Por Que o Senador Verde David Shoebridge Empurrou o Projeto
Shoebridge enquadrou a votação como uma escolha entre progresso e políticas de drogas ultrapassadas. “Estamos ouvindo de eleitores que usam cannabis para ansiedade, controle da dor e recreação—muitos incapazes de acessar caminhos medicinais caros”, explicou durante a sessão do Senado. O argumento central: regulamentação legal supera a proibição em segurança do consumidor e acessibilidade médica.
O senador dos Verdes Whish-Wilson destacou as evidências internacionais. “A guerra às drogas falhou”, disse ele à câmara. “Precisamos de legalização combinada com serviços de minimização de danos, educação adequada e distanciamento de alternativas sintéticas.” A estrutura de legalização da cannabis proposta foi desenhada para abordar essas preocupações de forma sistemática.
Contra-argumentos da Coalizão e do Trabalhismo
O senador da oposição Don Farrell descartou a iniciativa como “uma manobra política”, argumentando que a legislação sobre cannabis cai sob jurisdição estadual e territorial, não sob autoridade federal.
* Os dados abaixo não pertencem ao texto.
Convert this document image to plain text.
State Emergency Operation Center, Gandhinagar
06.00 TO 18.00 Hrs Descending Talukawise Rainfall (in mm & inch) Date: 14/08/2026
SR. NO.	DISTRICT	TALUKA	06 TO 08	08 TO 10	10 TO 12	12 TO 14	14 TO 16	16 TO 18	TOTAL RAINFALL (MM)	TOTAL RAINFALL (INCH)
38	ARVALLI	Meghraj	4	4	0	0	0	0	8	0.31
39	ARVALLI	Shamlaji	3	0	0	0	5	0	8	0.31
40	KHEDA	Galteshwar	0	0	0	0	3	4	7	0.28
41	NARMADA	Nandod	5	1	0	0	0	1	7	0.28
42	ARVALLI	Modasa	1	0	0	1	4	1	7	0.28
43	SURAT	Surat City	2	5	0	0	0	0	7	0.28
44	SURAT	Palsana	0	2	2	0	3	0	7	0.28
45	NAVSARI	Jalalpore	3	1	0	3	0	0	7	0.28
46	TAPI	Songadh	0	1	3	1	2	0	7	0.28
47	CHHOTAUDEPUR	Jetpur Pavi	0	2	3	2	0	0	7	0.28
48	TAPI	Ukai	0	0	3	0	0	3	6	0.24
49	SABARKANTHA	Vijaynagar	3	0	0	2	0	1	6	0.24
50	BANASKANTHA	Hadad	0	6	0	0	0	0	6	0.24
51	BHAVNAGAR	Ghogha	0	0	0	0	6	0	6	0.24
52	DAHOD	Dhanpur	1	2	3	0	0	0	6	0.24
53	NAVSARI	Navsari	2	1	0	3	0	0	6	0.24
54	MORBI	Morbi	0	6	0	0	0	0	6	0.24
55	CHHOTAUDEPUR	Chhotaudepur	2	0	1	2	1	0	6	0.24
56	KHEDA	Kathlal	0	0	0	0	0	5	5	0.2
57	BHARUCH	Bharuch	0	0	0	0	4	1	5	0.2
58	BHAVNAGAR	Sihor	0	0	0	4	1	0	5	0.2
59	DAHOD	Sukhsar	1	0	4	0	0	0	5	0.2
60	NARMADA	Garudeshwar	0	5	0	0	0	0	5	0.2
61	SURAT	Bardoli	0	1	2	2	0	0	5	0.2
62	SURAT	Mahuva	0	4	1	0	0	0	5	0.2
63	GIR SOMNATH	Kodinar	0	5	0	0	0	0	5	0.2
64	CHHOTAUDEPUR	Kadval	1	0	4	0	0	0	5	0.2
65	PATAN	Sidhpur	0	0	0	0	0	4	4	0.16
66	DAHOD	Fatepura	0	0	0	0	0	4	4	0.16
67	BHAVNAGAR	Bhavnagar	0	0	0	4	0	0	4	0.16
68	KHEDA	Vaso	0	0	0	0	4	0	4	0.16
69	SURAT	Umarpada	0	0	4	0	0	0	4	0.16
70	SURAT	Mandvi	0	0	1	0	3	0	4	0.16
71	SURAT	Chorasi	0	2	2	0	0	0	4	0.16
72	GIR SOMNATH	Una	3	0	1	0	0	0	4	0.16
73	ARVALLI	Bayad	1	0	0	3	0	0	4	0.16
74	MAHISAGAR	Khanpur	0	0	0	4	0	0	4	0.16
O relatório de maio do Comitê de Assuntos Legais e Constitucionais do Senado já tinha recomendado rejeição com base em fundamentos constitucionais semelhantes—uma posição que acabou se mostrando decisiva.
O Que Vem a Seguir para a Reforma da Cannabis na Austrália?
Os Verdes sinalizaram que esta não será a última tentativa de legalização da cannabis. Com atitudes públicas cada vez mais favoráveis à descriminalização, e a cannabis medicinal já operando na Austrália, o cenário político continua mudando. O bloqueio de 13 votos demonstra um apoio crescente, mesmo que não tenha sido suficiente desta vez.
A política de cannabis da Austrália permanece fragmentada, com os estados experimentando de forma independente enquanto a legalização em nível federal ainda está fora de questão por enquanto.